Les groupes anti-vaccins sont «susceptibles d'engendrer des éclosions de cas de rougeole pouvant se propager à la population générale», notamment avec un taux de vaccination «globalement inadéquat» au Québec, met en garde un rapport d'enquête de la Santé publique obtenu par La Presse.

Le document porte sur une éclosion survenue dans une communauté anti-vaccin de Lanaudière en 2015, la Mission de l'Esprit-Saint, et recommande de recenser les groupes de ce genre afin de mieux prévenir la propagation des maladies infectieuses.

«Il est concevable qu'une telle éclosion puisse se produire à nouveau au Québec», indique le rapport.

L'enquête de la Santé publique de Lanaudière montre d'ailleurs que la région l'a échappé belle : un infirmier du Centre hospitalier régional de Lanaudière - que l'on croyait immunisé - a contracté le virus et est entré en contact avec plusieurs centaines d'individus avant d'obtenir le diagnostic. Il n'aurait finalement infecté personne.

La maladie avait été rapportée par un fidèle non vacciné en voyage à Disneyland.

«D'identifier d'emblée ces communautés nous permet de créer un lien, de connaître les personnes-ressources [...]. Pour nous, c'est important qu'elles nous déclarent rapidement les maladies, afin qu'on puisse mettre en place les mesures de protection», a indiqué Muriel Lafarge, directrice de la santé publique dans Lanaudière, en entrevue téléphonique. Elle cosigne le rapport d'investigation avec plusieurs collègues.

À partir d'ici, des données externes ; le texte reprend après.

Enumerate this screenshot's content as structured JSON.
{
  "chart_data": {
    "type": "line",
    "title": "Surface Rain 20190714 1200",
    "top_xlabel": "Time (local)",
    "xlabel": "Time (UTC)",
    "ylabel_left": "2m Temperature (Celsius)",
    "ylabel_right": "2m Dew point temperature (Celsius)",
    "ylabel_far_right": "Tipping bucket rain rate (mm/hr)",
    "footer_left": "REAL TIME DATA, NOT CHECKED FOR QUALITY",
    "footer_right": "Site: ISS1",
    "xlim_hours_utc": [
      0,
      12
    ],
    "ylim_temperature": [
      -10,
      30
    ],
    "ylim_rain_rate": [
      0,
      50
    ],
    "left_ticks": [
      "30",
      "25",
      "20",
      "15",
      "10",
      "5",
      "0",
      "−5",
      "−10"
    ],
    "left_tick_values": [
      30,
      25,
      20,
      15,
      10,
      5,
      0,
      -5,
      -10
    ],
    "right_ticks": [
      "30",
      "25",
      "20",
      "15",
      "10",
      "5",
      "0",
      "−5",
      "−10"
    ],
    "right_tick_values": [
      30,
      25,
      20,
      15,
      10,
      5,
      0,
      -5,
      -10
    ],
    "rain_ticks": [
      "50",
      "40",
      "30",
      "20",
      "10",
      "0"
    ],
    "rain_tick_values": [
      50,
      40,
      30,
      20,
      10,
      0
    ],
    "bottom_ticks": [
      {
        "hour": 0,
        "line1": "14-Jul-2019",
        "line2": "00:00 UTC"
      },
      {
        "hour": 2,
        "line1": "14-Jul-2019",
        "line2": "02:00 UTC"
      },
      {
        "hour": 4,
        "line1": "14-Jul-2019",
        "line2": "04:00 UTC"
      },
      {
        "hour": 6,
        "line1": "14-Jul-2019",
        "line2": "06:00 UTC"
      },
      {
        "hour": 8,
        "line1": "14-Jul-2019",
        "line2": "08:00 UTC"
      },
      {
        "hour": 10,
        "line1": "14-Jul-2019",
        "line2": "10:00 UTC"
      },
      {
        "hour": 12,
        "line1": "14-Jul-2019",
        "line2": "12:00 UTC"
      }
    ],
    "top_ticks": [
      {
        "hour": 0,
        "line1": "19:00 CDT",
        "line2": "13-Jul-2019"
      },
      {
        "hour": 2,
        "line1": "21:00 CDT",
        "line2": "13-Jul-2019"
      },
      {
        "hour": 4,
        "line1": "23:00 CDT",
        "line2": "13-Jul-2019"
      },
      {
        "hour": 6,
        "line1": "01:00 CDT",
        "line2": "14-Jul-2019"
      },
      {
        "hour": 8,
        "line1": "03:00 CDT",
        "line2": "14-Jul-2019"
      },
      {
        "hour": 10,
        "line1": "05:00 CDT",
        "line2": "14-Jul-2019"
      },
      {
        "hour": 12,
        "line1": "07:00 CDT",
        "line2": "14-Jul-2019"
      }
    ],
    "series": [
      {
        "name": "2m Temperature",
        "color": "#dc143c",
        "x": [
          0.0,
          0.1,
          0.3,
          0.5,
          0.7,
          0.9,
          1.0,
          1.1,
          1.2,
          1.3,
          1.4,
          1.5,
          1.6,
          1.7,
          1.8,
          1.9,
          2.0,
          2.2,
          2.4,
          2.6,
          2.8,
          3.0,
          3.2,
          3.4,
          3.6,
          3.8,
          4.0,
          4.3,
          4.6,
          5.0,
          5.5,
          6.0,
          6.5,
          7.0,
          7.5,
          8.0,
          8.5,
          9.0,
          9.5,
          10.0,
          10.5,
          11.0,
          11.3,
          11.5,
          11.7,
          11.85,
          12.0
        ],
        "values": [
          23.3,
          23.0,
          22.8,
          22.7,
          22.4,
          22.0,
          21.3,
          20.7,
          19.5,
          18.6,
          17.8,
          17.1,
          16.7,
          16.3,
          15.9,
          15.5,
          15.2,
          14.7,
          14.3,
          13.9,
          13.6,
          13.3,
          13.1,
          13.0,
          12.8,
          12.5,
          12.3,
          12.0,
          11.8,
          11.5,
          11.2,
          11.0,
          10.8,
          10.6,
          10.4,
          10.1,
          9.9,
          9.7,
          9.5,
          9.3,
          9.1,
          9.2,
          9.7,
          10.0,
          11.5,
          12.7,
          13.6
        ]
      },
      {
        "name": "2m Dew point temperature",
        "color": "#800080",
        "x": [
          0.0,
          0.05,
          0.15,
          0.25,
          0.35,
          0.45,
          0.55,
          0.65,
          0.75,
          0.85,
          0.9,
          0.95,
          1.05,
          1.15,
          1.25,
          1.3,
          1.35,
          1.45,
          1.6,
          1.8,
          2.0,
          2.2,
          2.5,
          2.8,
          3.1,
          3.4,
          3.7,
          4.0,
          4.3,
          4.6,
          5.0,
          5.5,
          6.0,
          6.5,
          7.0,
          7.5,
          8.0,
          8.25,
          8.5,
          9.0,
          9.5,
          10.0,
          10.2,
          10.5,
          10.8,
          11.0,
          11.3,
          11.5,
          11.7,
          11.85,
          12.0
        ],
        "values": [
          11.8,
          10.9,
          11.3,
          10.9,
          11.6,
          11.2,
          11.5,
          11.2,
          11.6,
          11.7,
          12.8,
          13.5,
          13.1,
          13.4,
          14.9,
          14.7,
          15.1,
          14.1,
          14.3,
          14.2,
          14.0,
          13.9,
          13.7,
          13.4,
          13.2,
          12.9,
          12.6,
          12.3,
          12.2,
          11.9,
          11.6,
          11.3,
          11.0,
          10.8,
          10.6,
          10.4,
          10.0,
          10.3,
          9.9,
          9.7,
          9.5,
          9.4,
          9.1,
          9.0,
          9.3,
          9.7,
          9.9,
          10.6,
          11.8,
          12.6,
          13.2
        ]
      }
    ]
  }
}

Le rapport recommande aussi de garantir les revenus des personnes qui doivent être isolées à domicile, ainsi que d'informatiser la gestion de crise par les fonctionnaires. Les pouvoirs publics devraient aussi s'assurer que les individus qui respectent les directives d'isolement ne soient pas financièrement pénalisés par leur employeur, ajoute le document.

«Quelques cas de non-respect»

La rougeole, une maladie qui peut entraîner des complications graves, était extrêmement répandue au Canada avant l'arrivée de la vaccination à grande échelle, en 1970. Depuis, la grande majorité des enfants reçoivent le vaccin dès leurs premières années.

Mais pas les membres de la Mission de l'Esprit-Saint, totalement opposée aux vaccins.

En janvier 2015, lorsque la rougeole s'y est propagée, la Santé publique a rapidement obtenu l'isolement de plusieurs individus, d'abord par ordonnance verbale, puis écrite, après «quelques cas de non-respect des recommandations [...] ayant pu présenter un risque de transmission à la population générale», indique le rapport. «Les rassemblements communautaires ont été cessés et les lieux de rassemblement fermés.»

Les enfants atteints ont été retirés de l'école. Les jeunes dont les parents refusaient la vaccination ont aussi été exclus 14 jours de l'établissement en cause.

Infirmier infecté

Au final, l'éclosion s'est virtuellement limitée aux membres de la Mission de l'Esprit-Saint, à deux exceptions près : une fillette de 11 ans se serait trouvée à proximité du lieu de travail d'un fidèle infecté, et l'infirmier qui aurait «eu un contact direct avec au moins quatre cas de rougeole», indique le rapport. «En raison d'un diagnostic tardif, 373 contacts en lien avec ce cas ont été identifiés et rejoints pour suivis.» L'homme portait la barbe, ce qui a pu nuire à l'adhérence de son masque de protection.

Cet homme était né avant 1970 et était donc considéré comme immunisé contre la rougeole. Il ne l'était manifestement pas. «C'est vraiment un cas extraordinaire», a indiqué Mme Lafarge.